The most perplexing problem, however, is that of group rights. Groups do not have rights in America; only individuals do. But groups have interests, have problems, have identities, and ought to have responsibilities. Mrs. Dawidowicz and Mr. Goldstein observe that “the predominant political philosophy of the English-speaking countries is individualistic and rationalistic; it understands how individuals can act in their own interest, but is not able to deal with the impact of groups and group traditions.” In accordance with this tradition, the best we have been able to do is prohibit discrimination against an individual because of membership in a group. It may be there is no need to go further; it may even be that much harm is to be had from going further. On the other hand, group rights certainly precede individual rights in human history, and perhaps the relation between them is not antagonistic or mutually exclusive. Perhaps there is a sequential relationship: until a people has obtained the strength that comes from collective rights, individual prerogatives will not be able to take its members very far.
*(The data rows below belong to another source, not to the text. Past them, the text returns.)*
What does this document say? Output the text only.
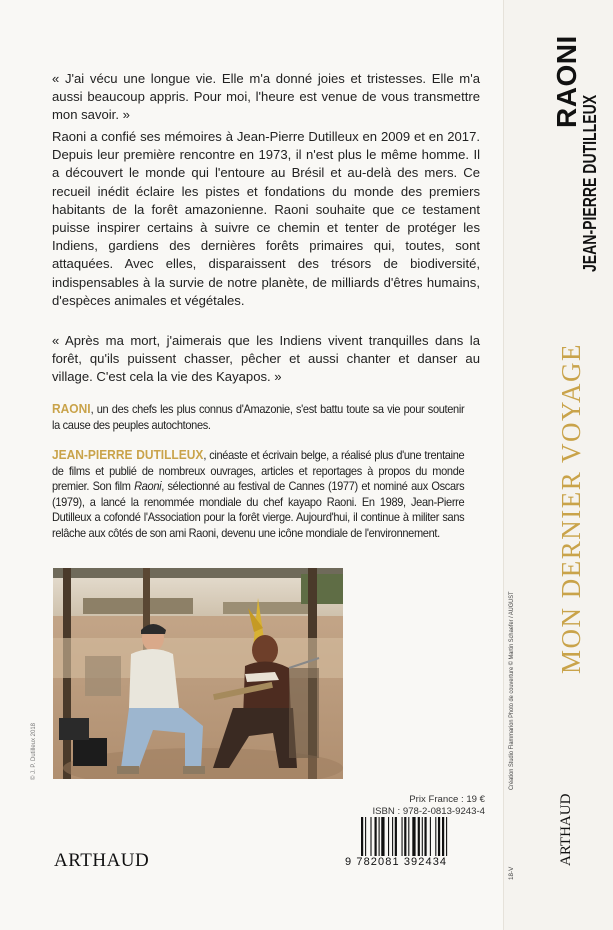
« J'ai vécu une longue vie. Elle m'a donné joies et tristesses. Elle m'a aussi beaucoup appris. Pour moi, l'heure est venue de vous transmettre mon savoir. »

Raoni a confié ses mémoires à Jean-Pierre Dutilleux en 2009 et en 2017. Depuis leur première rencontre en 1973, il n'est plus le même homme. Il a découvert le monde qui l'entoure au Brésil et au-delà des mers. Ce recueil inédit éclaire les pistes et fondations du monde des premiers habitants de la forêt amazonienne. Raoni souhaite que ce testament puisse inspirer certains à suivre ce chemin et tenter de protéger les Indiens, gardiens des dernières forêts primaires qui, toutes, sont attaquées. Avec elles, disparaissent des trésors de biodiversité, indispensables à la survie de notre planète, de milliards d'êtres humains, d'espèces animales et végétales.

« Après ma mort, j'aimerais que les Indiens vivent tranquilles dans la forêt, qu'ils puissent chasser, pêcher et aussi chanter et danser au village. C'est cela la vie des Kayapos. »

RAONI, un des chefs les plus connus d'Amazonie, s'est battu toute sa vie pour soutenir la cause des peuples autochtones.

JEAN-PIERRE DUTILLEUX, cinéaste et écrivain belge, a réalisé plus d'une trentaine de films et publié de nombreux ouvrages, articles et reportages à propos du monde premier. Son film Raoni, sélectionné au festival de Cannes (1977) et nominé aux Oscars (1979), a lancé la renommée mondiale du chef kayapo Raoni. En 1989, Jean-Pierre Dutilleux a cofondé l'Association pour la forêt vierge. Aujourd'hui, il continue à militer sans relâche aux côtés de son ami Raoni, devenu une icône mondiale de l'environnement.

© J. P. Dutilleux 2018
ARTHAUD
Prix France : 19 €
ISBN : 978-2-0813-9243-4
9 782081 392434
RAONI
JEAN-PIERRE DUTILLEUX
MON DERNIER VOYAGE
ARTHAUD
Création Studio Flammarion Photo de couverture © Martin Schaefer / AUGUST
18-V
The relevance of this problem to our present situation is only too obvious; and if we do not cope with it properly, it will end by tearing us apart.
1 Time, for example, in the opening paragraph of its issue reporting on the 1964 San Francisco Convention of the Republican party declared: “And, remarkably, although the party is predominantly white, Anglo-Saxon, and Protestant, it chose as its candidates Barry Morris Gold-water, 55, who is half-Jewish, and William E. Miller, 50, who is a Roman Catholic.”